J'ai grandit trop vite...Est-ce pour cela que je ne dramatise pas cette situation? Je pleurais...La mort est la seule chose qui fasse pleurer.
Puis vint le moment d'aparté. Chacun notre tour, on poussait cette affreuse porte pour lui dire...nos derniers mots, un adieu simple ou compliqué...d'abord mon frère, et puis moi... Je cherche mes mots, je n'ai rien à dire et pourtant tellement de choses sur le coeur.
_"il restera dans un coin de ta tête , il saura toutes ces choses"
Comment m'y prendre ? Comment réussir à parler dans sangloter comme une imbécile ? Je veux me montrer digne, je veux le rassurer... [Bafouille]...[Larme]...[Bisou]...Mon Papa, je t'aime!

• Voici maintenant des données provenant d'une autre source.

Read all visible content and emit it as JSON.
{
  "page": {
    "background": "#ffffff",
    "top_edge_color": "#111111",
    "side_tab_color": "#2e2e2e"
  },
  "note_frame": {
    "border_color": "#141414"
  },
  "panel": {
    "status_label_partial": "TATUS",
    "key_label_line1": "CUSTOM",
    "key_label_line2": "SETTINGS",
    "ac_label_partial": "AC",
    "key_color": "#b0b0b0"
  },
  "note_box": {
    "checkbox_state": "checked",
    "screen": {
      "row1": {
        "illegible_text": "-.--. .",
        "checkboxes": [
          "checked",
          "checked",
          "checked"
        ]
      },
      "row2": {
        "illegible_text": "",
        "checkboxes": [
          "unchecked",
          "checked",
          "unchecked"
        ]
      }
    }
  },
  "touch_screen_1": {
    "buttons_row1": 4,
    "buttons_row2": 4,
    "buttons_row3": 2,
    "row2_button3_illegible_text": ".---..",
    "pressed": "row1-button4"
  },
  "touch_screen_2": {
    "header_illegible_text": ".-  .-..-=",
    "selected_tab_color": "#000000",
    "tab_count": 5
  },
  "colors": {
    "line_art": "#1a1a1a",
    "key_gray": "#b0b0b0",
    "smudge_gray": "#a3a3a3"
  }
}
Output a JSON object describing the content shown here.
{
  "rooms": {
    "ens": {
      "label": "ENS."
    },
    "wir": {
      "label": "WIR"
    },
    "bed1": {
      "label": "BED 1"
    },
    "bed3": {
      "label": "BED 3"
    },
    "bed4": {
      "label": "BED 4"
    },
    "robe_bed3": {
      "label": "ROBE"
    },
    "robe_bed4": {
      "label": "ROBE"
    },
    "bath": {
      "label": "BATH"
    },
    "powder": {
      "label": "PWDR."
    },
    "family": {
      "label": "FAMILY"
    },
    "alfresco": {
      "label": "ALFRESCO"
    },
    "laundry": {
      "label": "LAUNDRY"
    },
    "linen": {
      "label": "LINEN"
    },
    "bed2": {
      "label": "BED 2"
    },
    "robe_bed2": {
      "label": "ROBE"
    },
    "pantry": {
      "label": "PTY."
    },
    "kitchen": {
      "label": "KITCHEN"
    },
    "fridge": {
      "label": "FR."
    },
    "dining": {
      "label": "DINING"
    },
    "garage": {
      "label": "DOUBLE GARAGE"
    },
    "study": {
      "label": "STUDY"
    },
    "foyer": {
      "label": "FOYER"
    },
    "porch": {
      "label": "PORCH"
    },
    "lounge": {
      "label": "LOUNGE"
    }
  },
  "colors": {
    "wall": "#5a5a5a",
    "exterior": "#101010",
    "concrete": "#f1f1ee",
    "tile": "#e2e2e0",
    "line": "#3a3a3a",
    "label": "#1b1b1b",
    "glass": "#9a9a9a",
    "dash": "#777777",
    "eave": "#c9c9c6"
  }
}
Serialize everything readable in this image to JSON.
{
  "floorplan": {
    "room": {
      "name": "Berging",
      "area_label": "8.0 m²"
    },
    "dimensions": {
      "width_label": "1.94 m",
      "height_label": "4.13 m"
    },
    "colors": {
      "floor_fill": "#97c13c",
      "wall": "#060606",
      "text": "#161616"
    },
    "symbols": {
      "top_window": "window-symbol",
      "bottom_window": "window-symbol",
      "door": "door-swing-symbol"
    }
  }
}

C'était la première...et la dernière fois que je lui disais que je l'aimais.
Faut-il vraiment ce genre de situation pour me faire ravaler mon orgueil ? Pourquoi suis-je si égoïste ? Oh Mon Papa excuse moi ! Où es-tu à cette heure? Il est 17 h. ça fait une heure...Dans ma tête, mes souvenirs, mon coeur ?Le ciel ? L'air que je respire? Où est ton âme?
Ça fait une heure que Maman a appelé. J'ai décroché de suite, elle voulait nous parler alors j'ai réveillé mon frère. J'ai allumé le haut parleur... Je me met à pleurer.
_"Papa s'est en allé doucement...il a arrêté de respirer lentement. Maintenant il est mort."
[Larme]...[Sanglot]...Je pousse mon étranglement dans un oreiller. Depuis ce matin mes yeux s'inondent par vagues. On attendait ce moment mais dans ma naïveté optimiste, je ne pensais pas à cette date inscrite dans les registres.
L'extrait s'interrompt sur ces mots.